TITLE:
Graph Neural Networks for Spatio-Temporal Forecasting of Foot-and-Mouth Disease Risk Using Livestock Movement Traceability Data
AUTHORS:
Samuel Ocen, Ritah Nafuna, Azizi Wasike
KEYWORDS:
Graph Neural Networks, Temporal Graph Networks, Predictive Modeling, Digital Surveillance, Infectious Disease Forecasting, Spatio-Temporal Data, Livestock Movement, Foot-and-Mouth Disease
JOURNAL NAME:
Journal of Intelligent Learning Systems and Applications,
Vol.18 No.1,
January
15,
2026
ABSTRACT: Foot-and-Mouth Disease (FMD) remains a critical threat to global livestock industries, causing severe economic losses and trade restrictions. This paper proposes a novel application of Temporal Graph Networks (TGNs) to forecast FMD outbreak risk with a four-week horizon using livestock movement traceability data. By modeling complex, time-evolving relationships between farms and geographic regions, the TGN framework captures the dynamic spatio-temporal dependencies that govern disease spread.
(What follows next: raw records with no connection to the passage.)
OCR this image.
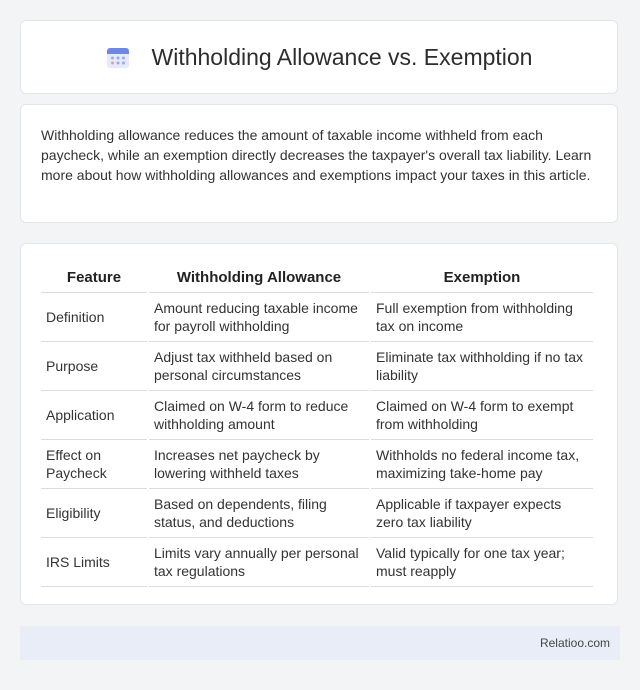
Withholding Allowance vs. Exemption

Withholding allowance reduces the amount of taxable income withheld from each paycheck, while an exemption directly decreases the taxpayer's overall tax liability. Learn more about how withholding allowances and exemptions impact your taxes in this article.

Feature	Withholding Allowance	Exemption
Definition	Amount reducing taxable income for payroll withholding	Full exemption from withholding tax on income
Purpose	Adjust tax withheld based on personal circumstances	Eliminate tax withholding if no tax liability
Application	Claimed on W-4 form to reduce withholding amount	Claimed on W-4 form to exempt from withholding
Effect on Paycheck	Increases net paycheck by lowering withheld taxes	Withholds no federal income tax, maximizing take-home pay
Eligibility	Based on dependents, filing status, and deductions	Applicable if taxpayer expects zero tax liability
IRS Limits	Limits vary annually per personal tax regulations	Valid typically for one tax year; must reapply
Relatioo.com
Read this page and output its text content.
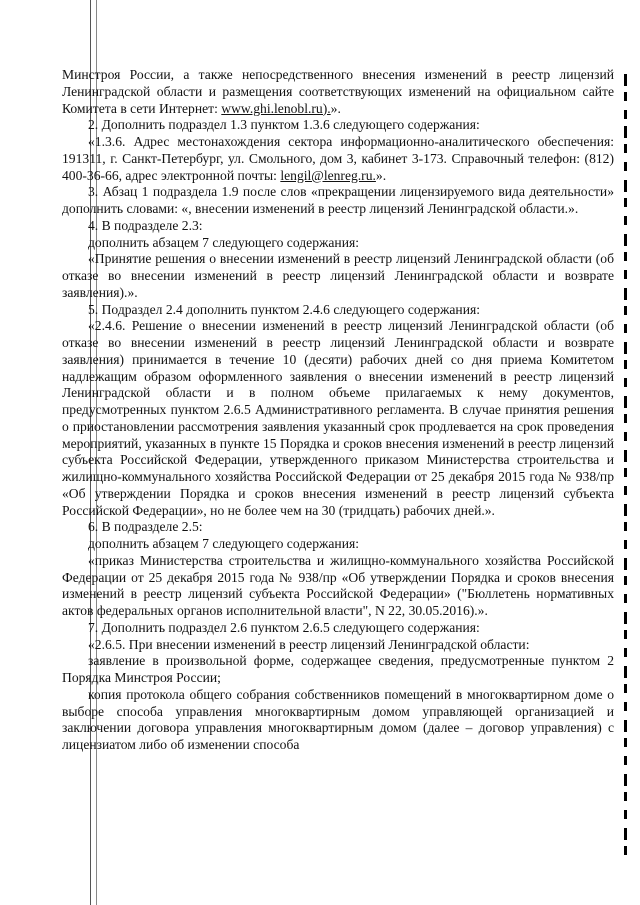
Минстроя России, а также непосредственного внесения изменений в реестр лицензий Ленинградской области и размещения соответствующих изменений на официальном сайте Комитета в сети Интернет: www.ghi.lenobl.ru).».

2. Дополнить подраздел 1.3 пунктом 1.3.6 следующего содержания:

«1.3.6. Адрес местонахождения сектора информационно-аналитического обеспечения: 191311, г. Санкт-Петербург, ул. Смольного, дом 3, кабинет 3-173. Справочный телефон: (812) 400-36-66, адрес электронной почты: lengil@lenreg.ru.».

3. Абзац 1 подраздела 1.9 после слов «прекращении лицензируемого вида деятельности» дополнить словами: «, внесении изменений в реестр лицензий Ленинградской области.».

4. В подразделе 2.3:

дополнить абзацем 7 следующего содержания:

«Принятие решения о внесении изменений в реестр лицензий Ленинградской области (об отказе во внесении изменений в реестр лицензий Ленинградской области и возврате заявления).».

5. Подраздел 2.4 дополнить пунктом 2.4.6 следующего содержания:

«2.4.6. Решение о внесении изменений в реестр лицензий Ленинградской области (об отказе во внесении изменений в реестр лицензий Ленинградской области и возврате заявления) принимается в течение 10 (десяти) рабочих дней со дня приема Комитетом надлежащим образом оформленного заявления о внесении изменений в реестр лицензий Ленинградской области и в полном объеме прилагаемых к нему документов, предусмотренных пунктом 2.6.5 Административного регламента. В случае принятия решения о приостановлении рассмотрения заявления указанный срок продлевается на срок проведения мероприятий, указанных в пункте 15 Порядка и сроков внесения изменений в реестр лицензий субъекта Российской Федерации, утвержденного приказом Министерства строительства и жилищно-коммунального хозяйства Российской Федерации от 25 декабря 2015 года № 938/пр «Об утверждении Порядка и сроков внесения изменений в реестр лицензий субъекта Российской Федерации», но не более чем на 30 (тридцать) рабочих дней.».

6. В подразделе 2.5:

дополнить абзацем 7 следующего содержания:

«приказ Министерства строительства и жилищно-коммунального хозяйства Российской Федерации от 25 декабря 2015 года № 938/пр «Об утверждении Порядка и сроков внесения изменений в реестр лицензий субъекта Российской Федерации» ("Бюллетень нормативных актов федеральных органов исполнительной власти", N 22, 30.05.2016).».

7. Дополнить подраздел 2.6 пунктом 2.6.5 следующего содержания:

«2.6.5. При внесении изменений в реестр лицензий Ленинградской области:

заявление в произвольной форме, содержащее сведения, предусмотренные пунктом 2 Порядка Минстроя России;

копия протокола общего собрания собственников помещений в многоквартирном доме о выборе способа управления многоквартирным домом управляющей организацией и заключении договора управления многоквартирным домом (далее – договор управления) с лицензиатом либо об изменении способа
We evaluate our model against several benchmarks, including Logistic Regression, LSTM, static Graph Convolutional Networks (GCNs), and a GCN-LSTM hybrid. Our results demonstrate that the proposed TGN model achieves superior performance, with an F1-score of 0.89 and an AUC-ROC of 0.94, significantly outperforming all baseline approaches. The study highlights the potential of advanced graph-based deep learning to enhance veterinary epidemiological surveillance and enable proactive disease control strategies through early warning systems.